‘Yavaş Hareket Eden Bir Soykırım’: İnsan Hakları Avukatı Çin’in Zorla Organ Toplamasına Dikkat Çekiyor

Falun Gong uygulayıcıları, 18 Temmuz 2021 tarihinde Çin’de, Brooklyn, NY’de Falun Gong’a yapılan zulmün 22. yılını kutlayan bir geçit törenine katıldılar. (Chung I Ho/The Epoch Times)
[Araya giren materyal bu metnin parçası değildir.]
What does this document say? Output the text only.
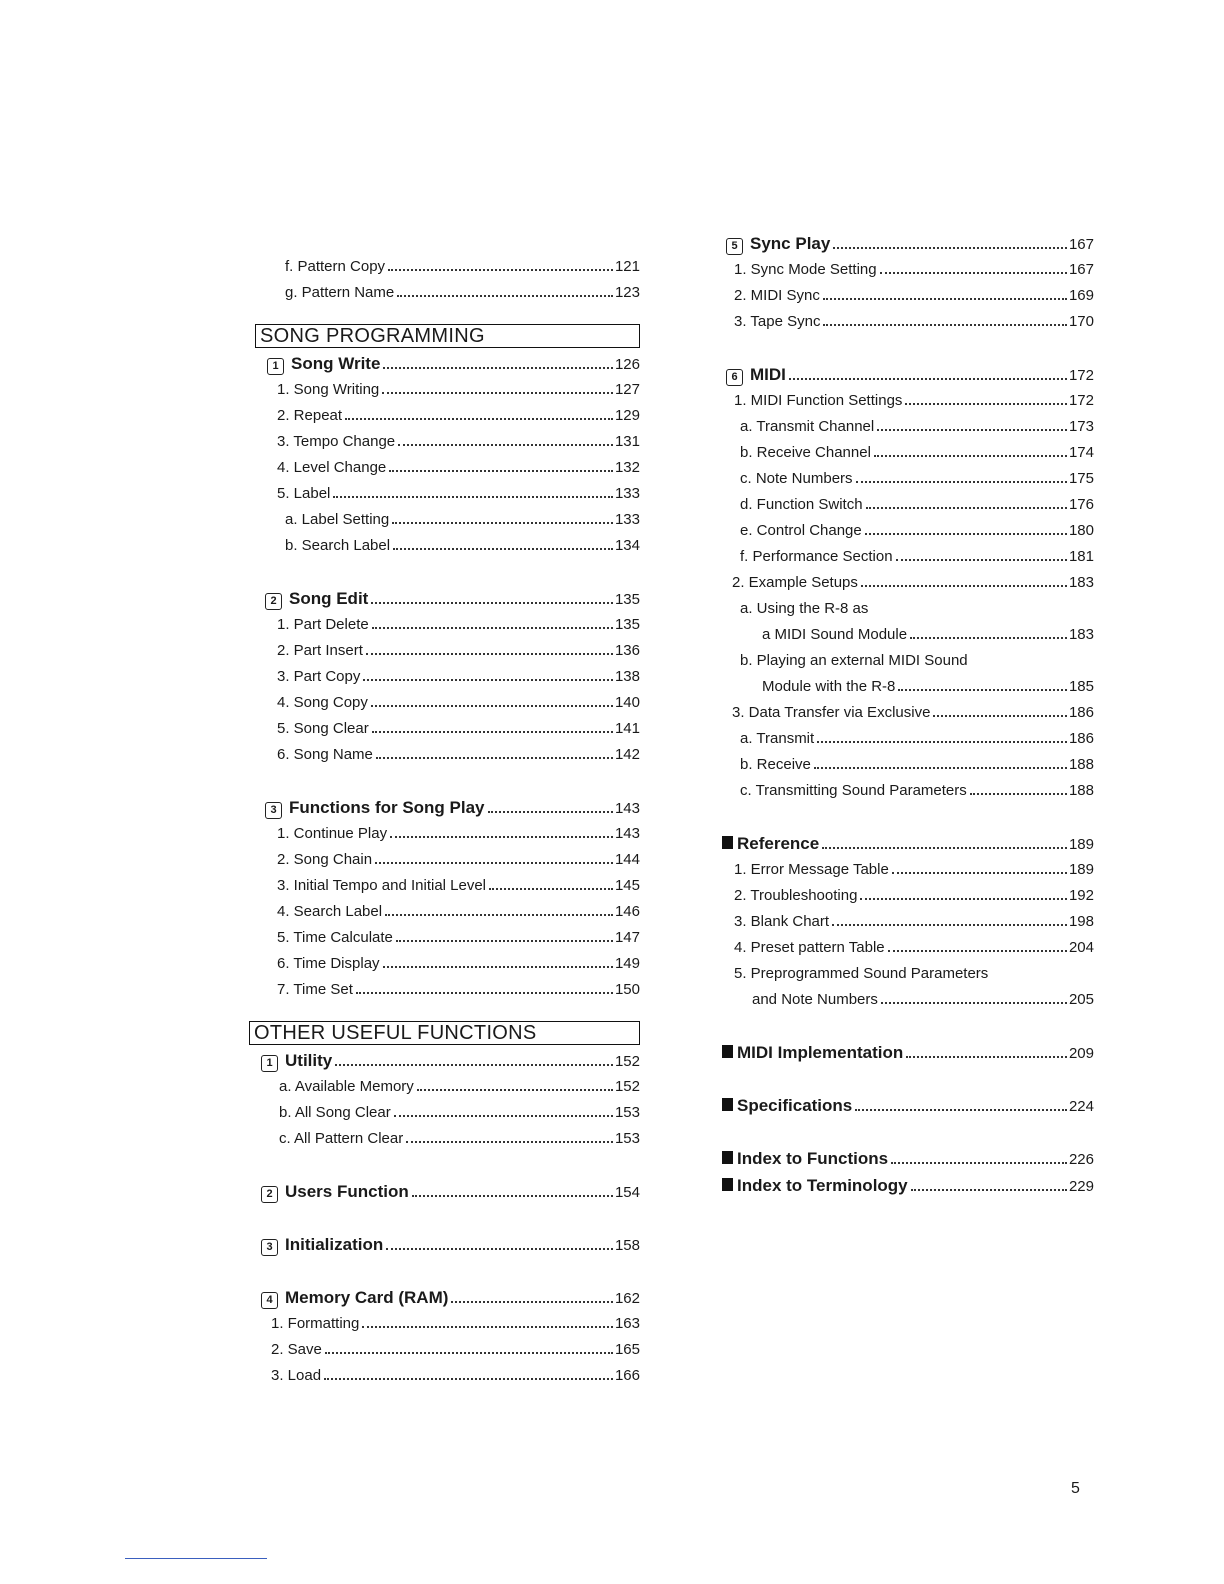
f. Pattern Copy	121
g. Pattern Name	123
SONG PROGRAMMING
1 Song Write	126
1. Song Writing	127
2. Repeat	129
3. Tempo Change	131
4. Level Change	132
5. Label	133
a. Label Setting	133
b. Search Label	134
2 Song Edit	135
1. Part Delete	135
2. Part Insert	136
3. Part Copy	138
4. Song Copy	140
5. Song Clear	141
6. Song Name	142
3 Functions for Song Play	143
1. Continue Play	143
2. Song Chain	144
3. Initial Tempo and Initial Level	145
4. Search Label	146
5. Time Calculate	147
6. Time Display	149
7. Time Set	150
OTHER USEFUL FUNCTIONS
1 Utility	152
a. Available Memory	152
b. All Song Clear	153
c. All Pattern Clear	153
2 Users Function	154
3 Initialization	158
4 Memory Card (RAM)	162
1. Formatting	163
2. Save	165
3. Load	166
5 Sync Play	167
1. Sync Mode Setting	167
2. MIDI Sync	169
3. Tape Sync	170
6 MIDI	172
1. MIDI Function Settings	172
a. Transmit Channel	173
b. Receive Channel	174
c. Note Numbers	175
d. Function Switch	176
e. Control Change	180
f. Performance Section	181
2. Example Setups	183
a. Using the R-8 as
a MIDI Sound Module	183
b. Playing an external MIDI Sound
Module with the R-8	185
3. Data Transfer via Exclusive	186
a. Transmit	186
b. Receive	188
c. Transmitting Sound Parameters	188
Reference	189
1. Error Message Table	189
2. Troubleshooting	192
3. Blank Chart	198
4. Preset pattern Table	204
5. Preprogrammed Sound Parameters
and Note Numbers	205
MIDI Implementation	209
Specifications	224
Index to Functions	226
Index to Terminology	229
5
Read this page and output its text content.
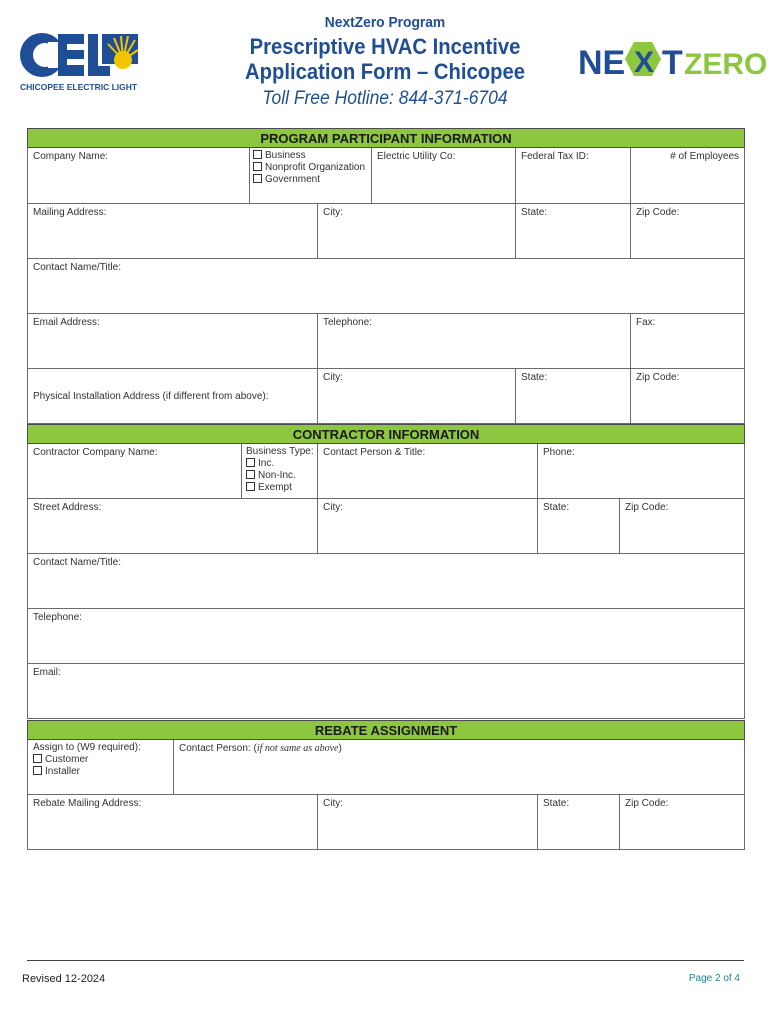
CHICOPEE ELECTRIC LIGHT
NE X T ZERO
NextZero Program
Prescriptive HVAC Incentive
Application Form – Chicopee
Toll Free Hotline: 844-371-6704
PROGRAM PARTICIPANT INFORMATION					
Company Name:	Business
Nonprofit Organization
Government		Electric Utility Co:	Federal Tax ID:	# of Employees
Mailing Address:		City:		State:	Zip Code:
Contact Name/Title:					
Email Address:		Telephone:			Fax:
Physical Installation Address (if different from above):		City:		State:	Zip Code:
CONTRACTOR INFORMATION				
Contractor Company Name:	Business Type:
Inc.
Non-Inc.
Exempt	Contact Person & Title:	Phone:	
Street Address:		City:	State:	Zip Code:
Contact Name/Title:				
Telephone:				
Email:				
REBATE ASSIGNMENT				

Assign to (W9 required):
Customer
Installer	Contact Person: (if not same as above)			
Rebate Mailing Address:		City:	State:	Zip Code:
Revised 12-2024	Page 2 of 4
Amerika, ilk kez 15 yıl önce The Epoch Times tarafından bildirilen komünist Çin’in inanç mahkumlarından zorla organ toplama uygulaması konusunda harekete geçmek için uzun bir yol kat etti.

27 Mart’ta ABD Kongresi, Çin Komünist Partisi’ni, (ÇKP) inanç mahkumlarından zorla organ toplaması nedeniyle, cezalandırmak için bir yasa tasarısını kabul etti ve bu da ülkedeki vahşete karşı koymak için, ilk ‘sembolik olmayan’ yasama önlemi oldu.

‘2023 Zorla Organ Toplamayı Durdurma Yasası’ olarak adlandırılan yasa, zorla organ kaçakçılığına karışan herkese yaptırım uygulamayı amaçlıyor. Her yabancı ülkede bu tür faaliyetler, yıllık hükümet raporlaması gerektirir. Dahil olduğu tespit edilenler, 1 milyon dolara kadar ceza, 20 yıl hapis cezası veya 250.000 dolara kadar para cezası ile karşı karşıya kalacak. Tamamlayıcı versiyonu Senatoyu geçerse tasarı, ABD başkanının imzasına hazır olacak.

Ünlü uluslararası insan hakları avukatı David Matas ve insan hakları avukatı ve eski bir Kanada milletvekili olan merhum David Kilgour, konunun soruşturulmasında öncülerdir. Bulguları ilk olarak Temmuz 2006’da yayınlandı.

Epochtv’nin “Amerikan Düşünce Liderleri” programında yakın tarihli bir röportajda Matas, dünyanın organ talebi üzerine öldürmenin var olduğunu bilmediği veya buna inanmadığı zamanlarla ilgili araştırmasını paylaştı. O ve Kilgour, haberlerin patlak vermesinden aylar sonra çalışmalarına başladılar.

Mart 2006’da, Çinli bir doktorun eski karısı, Annie takma adıyla, Washington’da yaptığı bir basın açıklamasında; eski kocasının Çin’in kuzeydoğusundaki bir hastanede Falun Gong uygulayıcılarının kornealarını aldığını bildirdi. Falun Gong, Temmuz 1999’dan beri, doğruluk, merhamet ve hoşgörü ilkeleriyle, Çin’de acımasız zulme maruz kalan manevi bir uygulamadır.

Kâr amacı gütmeyen bir kuruluş olan ‘Falun Gong Zulümünü Araştırma Koalisyonu’ bağımsız soruşturma arayışında, insanların kendisine farklı insan hakları ihlalleri hakkında gelmesine alışkın olan Matas’a başvurdu. Ancak, her istek üzerinde çalışamadığı için, başka bir çözüm belirleyerek yardımcı olmaya çalıştı.

Ancak bu sorunla başa çıkmanın kolay bir yolu veya bariz bir alternatifi olmadığını fark etti.

“Bana doğrudan söylenen şey, eğer bu olursa ceset kalmaz ve herkes yakılır. Otopsi yok, failler ve mağdurlar dışında tanık yok. Her şey kapalı bir ortamda gerçekleşir” dedi Matas. “Çin hastanesi ve hükümet hapishane kayıtları dışında erişilemeyen hiçbir belge yok. Suç mahalli yok. Ameliyathane hemen ardından temizlenir.”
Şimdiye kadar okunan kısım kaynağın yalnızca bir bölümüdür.